The filmmakers, however, do reveal a great sense of humour as they playfully move from one day to the next with an incongruous score adding tones of novelty to the journey. A few episodes show the perks of living at 8 for four-legged friends, as one chapter, titled “The Friendly Dog,” simply follows a playful pooch that the filmmakers encounter while scuttling around the ramps. He’s just as eager to play as the humans. Similarly, one episode with a stealthy cat emphasises the refreshing access to green space in the yard and shows how communities thrive with grass and trees. As the kitty hunts, catches, and gobbles a songbird, The Infinite Happiness shows that some of the most satisfying elements of urban life aren’t to be found in concrete jungles.

The Infinite Happiness isn’t unequivocally celebratory, though, as the pieces of the design ultimately assemble a prototype with which viewers may reframe their ways of conceiving urban space.

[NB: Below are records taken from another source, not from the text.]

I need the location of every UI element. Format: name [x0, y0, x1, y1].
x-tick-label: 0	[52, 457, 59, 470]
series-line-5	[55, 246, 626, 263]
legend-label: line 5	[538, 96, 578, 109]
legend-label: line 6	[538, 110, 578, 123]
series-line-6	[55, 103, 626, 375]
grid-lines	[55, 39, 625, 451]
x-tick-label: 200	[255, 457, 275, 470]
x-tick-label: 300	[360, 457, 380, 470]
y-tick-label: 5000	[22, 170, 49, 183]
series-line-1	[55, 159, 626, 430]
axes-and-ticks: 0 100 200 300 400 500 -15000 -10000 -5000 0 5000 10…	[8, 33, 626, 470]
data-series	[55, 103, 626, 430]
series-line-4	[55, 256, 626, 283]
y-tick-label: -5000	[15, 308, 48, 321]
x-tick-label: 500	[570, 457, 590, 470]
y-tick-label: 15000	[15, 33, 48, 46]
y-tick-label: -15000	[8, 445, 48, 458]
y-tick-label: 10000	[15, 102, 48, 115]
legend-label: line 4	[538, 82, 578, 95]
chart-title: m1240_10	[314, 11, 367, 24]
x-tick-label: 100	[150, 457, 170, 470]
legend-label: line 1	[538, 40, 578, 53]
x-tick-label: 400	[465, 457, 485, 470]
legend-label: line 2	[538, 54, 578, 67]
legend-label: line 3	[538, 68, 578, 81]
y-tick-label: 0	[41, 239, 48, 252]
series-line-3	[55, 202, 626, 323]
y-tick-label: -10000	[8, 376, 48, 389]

Episodes that follow the mail carrier or a pizza delivery boy around the convoluted structure show the size and overwhelming density of the design. It’s like a maze, an intricate web of confusing numbers and wayward corridors, which shows that the architecture of the place might not be entirely practical even if it affords residents a better quality of life. It’s something which urban dwellers may consider as they search for happiness on their drive home.

While most residents enjoy the benefits of living in a place with so many terraces and short walls, one dweller shows considerable anxiety over the open-access of the residence as tourists flock to the community and feel entitled to use areas that they perceive as public space. The fact that sociable housing is a novelty even in Denmark reveals the large ideological barrier that 8 seeks to overcome. This cure for condos is a happy reward.

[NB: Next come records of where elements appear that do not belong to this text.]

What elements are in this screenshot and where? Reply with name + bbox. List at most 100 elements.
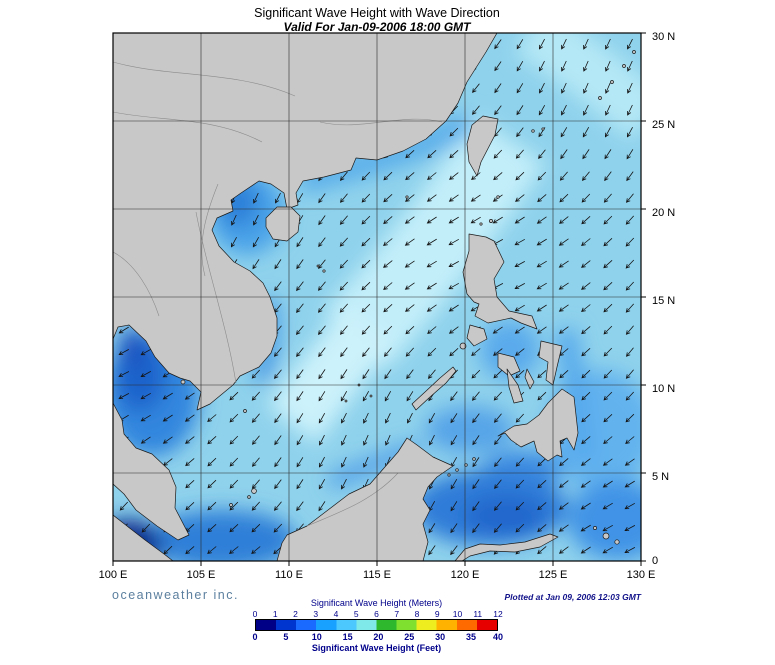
wave-arrow [627,38,633,50]
land-palawan [411,366,457,411]
wave-arrow [207,457,217,467]
wave-arrow [207,479,217,489]
x-tick-label-110e: 110 E [275,569,303,581]
feet-tick-40: 40 [492,632,504,642]
wave-arrow [625,237,635,247]
legend-title-meters: Significant Wave Height (Meters) [310,598,443,608]
wave-arrow [583,82,589,94]
wave-arrow [448,261,459,267]
wave-arrow [537,194,547,203]
wave-arrow [472,413,480,424]
wave-arrow [449,150,459,159]
wave-arrow [581,369,591,379]
wave-arrow [296,501,304,512]
wave-arrow [536,216,547,224]
wave-arrow [231,214,237,226]
wave-arrow [603,238,613,247]
wave-arrow [251,413,260,423]
wave-arrow [537,502,547,511]
wave-arrow [470,194,481,202]
wave-arrow [361,259,371,269]
wave-arrow [207,524,217,533]
map-canvas: 100 E 105 E 110 E 115 E 120 E 125 E 130 … [99,31,676,581]
wave-arrow [580,480,591,488]
wave-arrow [580,524,591,532]
wave-arrow [493,348,503,356]
wave-arrow [207,436,217,445]
wave-arrow [207,501,217,511]
axis-tick-marks [112,32,646,566]
wave-arrow [339,281,348,291]
wave-arrow [251,479,260,489]
wave-arrow [296,281,304,292]
wave-arrow [605,60,611,72]
land-panay [497,352,521,377]
land-negros [506,368,524,404]
wave-arrow [428,545,436,556]
wave-arrow [581,326,591,335]
wave-arrow [625,347,634,357]
wave-arrow [582,149,590,160]
feet-tick-5: 5 [283,632,289,642]
wave-arrow [384,369,392,380]
wave-arrow [561,104,567,116]
wave-arrow [119,501,128,511]
wave-arrow [361,325,370,335]
wave-arrow [251,369,260,379]
wave-arrow [581,304,591,313]
wave-arrow [251,457,260,467]
wave-arrow [602,480,613,488]
wave-arrow [625,193,634,203]
wave-arrow [427,369,436,379]
valid-time-subtitle: Valid For Jan-09-2006 18:00 GMT [283,20,471,34]
wave-arrow [537,391,547,401]
wave-arrow [450,523,458,534]
wave-arrow [583,104,589,116]
wave-arrow [185,480,195,489]
wave-arrow [318,193,326,204]
wave-arrow [624,525,636,531]
wave-arrow [603,347,613,357]
wave-arrow [603,260,613,269]
y-tick-label-20n: 20 N [652,207,675,219]
wave-arrow [560,149,568,160]
wave-arrow [404,216,415,224]
wave-arrow [296,413,304,424]
wave-arrow [515,413,524,423]
wave-arrow [273,501,282,511]
wave-arrow [273,347,282,357]
wave-arrow [472,523,480,534]
wave-arrow [627,127,633,138]
wave-arrow [494,479,502,489]
wave-arrow [339,325,348,335]
wave-arrow [625,303,634,313]
y-tick-label-15n: 15 N [652,295,675,307]
wave-arrow [253,214,259,226]
wave-arrow [470,216,481,224]
wave-arrow [493,391,502,401]
wave-arrow [361,281,371,291]
meters-tick-10: 10 [452,609,463,619]
wave-arrow [514,326,525,334]
wave-arrow [560,127,568,138]
wave-arrow [295,325,304,335]
wave-arrow [472,83,480,93]
wave-arrow [231,237,237,248]
wave-arrow [515,171,525,181]
land-luzon [462,233,538,330]
x-tick-label-125e: 125 E [539,569,568,581]
wave-arrow [605,82,611,94]
wave-arrow [229,457,239,467]
x-tick-label-130e: 130 E [627,569,656,581]
land-sumatra [113,514,174,561]
meters-tick-11: 11 [473,609,483,619]
wave-arrow [383,238,393,247]
wave-arrow [162,392,173,400]
meters-tick-8: 8 [414,609,420,619]
x-tick-label-100e: 100 E [99,569,128,581]
wave-arrow [472,457,480,468]
meters-tick-4: 4 [333,609,339,619]
wave-arrow [405,150,415,159]
land-malay-peninsula [113,402,190,541]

The Infinite Happiness is now playing at the Bloor Hot Docs Cinema.


Pat Mullen is the publisher of POV Magazine. He holds a Master’s in Film Studies from Carleton University where his research focused on adaptation and Canadian cinema. Pat has also contributed to outlets including The Canadian Encyclopedia, Paste, That Shelf, Sharp, Xtra, and Complex. He is the vice president of the Toronto Film Critics Association and an international voter for the Golden Globe Awards.